Sea battles are now simple. They happen at sea instead of on the coast, whenever you try to move ships to somewhere that someone else already has some. There's no modifier for distance from bases or the like, and it's a straight fight between the ships that are visible on the map. Armies don't count in naval battles (even though they probably should in Medieval Empires).

TROOP CONVOYS

There are two ways of moving armies at sea. They can move normally through sea spaces if the sea spaces are occupied by your ships (at least as many ships as armies). They can even move from one sea space to another (if there are enough ships in both spaces). Ships and armies can also move together, both at sea and between the sea and your naval bases.

SEABORNE LANDINGS

Attacking from the is simpler as well.
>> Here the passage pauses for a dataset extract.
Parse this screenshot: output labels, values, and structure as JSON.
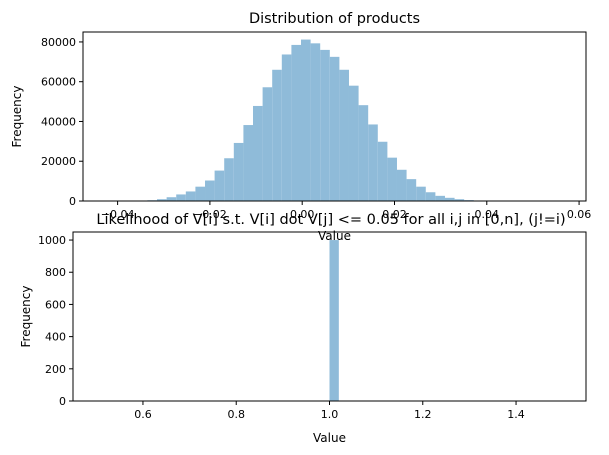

All you have to do is get your ships and armies to the sea space you want to attack from, and then order the armies to make an atack the same way as they would on land.

NAVAL RESERVE

Your naval reserve now works the same way as your army reserve. It's just a way of collecting up the strays that get dispersed and paying some of your ship building costs ahead of time. All you can do with ships in your reserve is place them in naval bases. You can't drop them in the middle of the ocean somewhere (this is different from Dark Age and Barbarians at the Gate).

NAVAL BASES

In Dark Age and Barbarians at the Gate you don't have to consider where your ships are based. In the days when a warship was just a boat full of fighting men they could be based in any river mouth, bay, beach or island. In later times the location and defence of naval bases became a key aspect of naval strategy, so I've kept them as a central feature of the rules in Empires. If we used the Dark Age rules in World Empires, for example, then a country on one side of the world could place a fleet on the other - a Japanese fleet in the North Sea, or an Italian fleet in the Pacific.
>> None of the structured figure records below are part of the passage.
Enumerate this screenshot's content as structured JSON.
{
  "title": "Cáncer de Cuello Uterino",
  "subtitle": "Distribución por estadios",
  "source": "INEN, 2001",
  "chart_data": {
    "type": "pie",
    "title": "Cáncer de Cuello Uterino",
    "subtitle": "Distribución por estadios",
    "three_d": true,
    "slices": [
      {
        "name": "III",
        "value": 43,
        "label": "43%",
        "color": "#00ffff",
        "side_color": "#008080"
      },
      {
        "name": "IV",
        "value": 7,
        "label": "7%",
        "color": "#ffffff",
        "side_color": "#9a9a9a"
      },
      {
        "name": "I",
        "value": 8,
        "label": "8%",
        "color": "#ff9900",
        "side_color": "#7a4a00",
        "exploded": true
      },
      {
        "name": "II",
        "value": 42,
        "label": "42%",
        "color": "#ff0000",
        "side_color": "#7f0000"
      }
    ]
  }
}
Under the new rules in Empires you can build a naval base anywhere you can reach with your armies (and your armies can reach anywhere your navy can be found). So it's still possible to sail all the way way around the world, but you'll have to do it one space at a time. When you build a new base you can't use it until the next turn, and the number of ships you can build in it each turn is limited. Then there's another delay until the next turn (at the earliest) before the ships can move.

BLOCKADE

In the meantime your opponent can see what you're doing. By the time your fleet is ready to sail, there might be an enemy fleet sitting outside the entrance of your naval base. Each base has a single entrance, so that someone else can sit outside and blockade you if they wish. You can't sneak off down the coast or pop out somewhere unexpected.

COSTS, SUPPLY & DISPERSALS

Although the location of your naval bases no longer has any effect on naval battles directly, they will affect your ability to get your ships to where they're wanted. The cost of a sea move is increased by the distance of the ships from their base (the one they came from, not the nearest one). The further you go, the fewer BPs you going to have left over to spend on other stuff. The supply cost for ships at sea at the end of the turn is also increased by the distance from their base.
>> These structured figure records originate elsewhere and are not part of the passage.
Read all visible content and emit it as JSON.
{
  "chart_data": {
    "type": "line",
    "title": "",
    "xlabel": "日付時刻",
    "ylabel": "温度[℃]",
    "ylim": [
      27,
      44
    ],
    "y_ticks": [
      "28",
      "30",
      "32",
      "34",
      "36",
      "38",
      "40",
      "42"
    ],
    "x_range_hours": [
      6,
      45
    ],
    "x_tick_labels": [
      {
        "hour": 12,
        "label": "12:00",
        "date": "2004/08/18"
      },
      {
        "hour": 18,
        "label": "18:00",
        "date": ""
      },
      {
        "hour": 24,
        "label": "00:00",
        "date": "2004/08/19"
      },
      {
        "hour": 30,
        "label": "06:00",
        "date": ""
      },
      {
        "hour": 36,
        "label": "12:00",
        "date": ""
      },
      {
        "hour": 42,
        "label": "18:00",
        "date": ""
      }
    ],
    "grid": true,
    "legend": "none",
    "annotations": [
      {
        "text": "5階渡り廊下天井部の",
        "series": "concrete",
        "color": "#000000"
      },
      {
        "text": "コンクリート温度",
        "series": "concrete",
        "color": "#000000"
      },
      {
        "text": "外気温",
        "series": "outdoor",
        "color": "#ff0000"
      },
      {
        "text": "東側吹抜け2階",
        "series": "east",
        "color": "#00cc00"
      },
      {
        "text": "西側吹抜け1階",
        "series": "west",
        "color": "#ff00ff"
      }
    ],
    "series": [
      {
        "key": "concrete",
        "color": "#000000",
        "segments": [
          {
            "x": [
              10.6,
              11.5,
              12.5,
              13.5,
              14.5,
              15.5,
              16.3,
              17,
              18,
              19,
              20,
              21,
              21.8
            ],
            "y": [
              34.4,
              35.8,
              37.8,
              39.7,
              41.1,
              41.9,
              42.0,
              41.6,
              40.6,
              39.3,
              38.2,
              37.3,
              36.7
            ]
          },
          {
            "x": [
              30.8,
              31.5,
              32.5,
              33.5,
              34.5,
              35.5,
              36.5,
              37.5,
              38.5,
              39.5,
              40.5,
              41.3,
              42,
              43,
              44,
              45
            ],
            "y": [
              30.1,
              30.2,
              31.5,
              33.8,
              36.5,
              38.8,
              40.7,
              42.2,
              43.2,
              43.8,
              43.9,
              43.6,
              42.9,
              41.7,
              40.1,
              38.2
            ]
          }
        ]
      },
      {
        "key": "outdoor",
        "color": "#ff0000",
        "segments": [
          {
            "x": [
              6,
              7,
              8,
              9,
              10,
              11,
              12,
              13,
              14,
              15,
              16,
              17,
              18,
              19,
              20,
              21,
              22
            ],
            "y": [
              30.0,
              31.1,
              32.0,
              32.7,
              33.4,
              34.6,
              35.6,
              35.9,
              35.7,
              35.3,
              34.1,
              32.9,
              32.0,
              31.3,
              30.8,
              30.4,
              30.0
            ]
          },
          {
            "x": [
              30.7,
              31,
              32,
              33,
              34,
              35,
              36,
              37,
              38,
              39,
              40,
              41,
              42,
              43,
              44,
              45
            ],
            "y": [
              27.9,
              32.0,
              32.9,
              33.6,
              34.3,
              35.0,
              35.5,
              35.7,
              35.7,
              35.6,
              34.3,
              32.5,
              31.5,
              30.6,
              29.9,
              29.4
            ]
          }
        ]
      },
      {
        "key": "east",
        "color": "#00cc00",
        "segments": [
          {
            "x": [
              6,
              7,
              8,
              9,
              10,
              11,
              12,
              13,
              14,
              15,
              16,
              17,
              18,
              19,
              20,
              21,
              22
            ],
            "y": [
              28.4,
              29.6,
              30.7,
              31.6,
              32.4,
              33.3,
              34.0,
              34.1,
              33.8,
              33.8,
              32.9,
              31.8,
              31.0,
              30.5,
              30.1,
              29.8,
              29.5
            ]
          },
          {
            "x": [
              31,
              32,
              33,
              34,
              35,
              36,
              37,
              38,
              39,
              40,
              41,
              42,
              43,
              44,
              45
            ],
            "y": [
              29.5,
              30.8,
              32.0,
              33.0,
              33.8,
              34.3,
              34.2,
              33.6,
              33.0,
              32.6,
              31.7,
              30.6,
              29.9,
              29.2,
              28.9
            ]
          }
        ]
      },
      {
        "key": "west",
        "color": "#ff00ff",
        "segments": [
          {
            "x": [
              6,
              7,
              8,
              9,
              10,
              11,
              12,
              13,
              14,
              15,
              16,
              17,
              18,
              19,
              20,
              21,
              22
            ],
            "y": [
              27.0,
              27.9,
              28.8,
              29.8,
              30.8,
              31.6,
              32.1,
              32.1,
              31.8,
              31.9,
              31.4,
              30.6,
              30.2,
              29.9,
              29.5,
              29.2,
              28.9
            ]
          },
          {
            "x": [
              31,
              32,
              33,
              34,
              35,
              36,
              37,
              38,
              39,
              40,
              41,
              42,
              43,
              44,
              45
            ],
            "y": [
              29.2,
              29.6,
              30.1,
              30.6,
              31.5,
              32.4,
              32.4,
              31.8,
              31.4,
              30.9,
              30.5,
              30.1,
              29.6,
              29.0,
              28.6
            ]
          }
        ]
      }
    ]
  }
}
If ships can't trace a route to their base (because it's been captured or closed) then they suffer dispersal instead (not just at the end of the turn, but on every sea move they make as well - and the dispersal also applies to any armies they're carrying). On the other hand, if they can trace a route then they don't disperse at all.

You can operate your ships a long way from their bases, and you can keep your ships together when they're far from home. But it's a lot more expensive, and you'll find your navy is a lot more cost effective if there's a base nearby.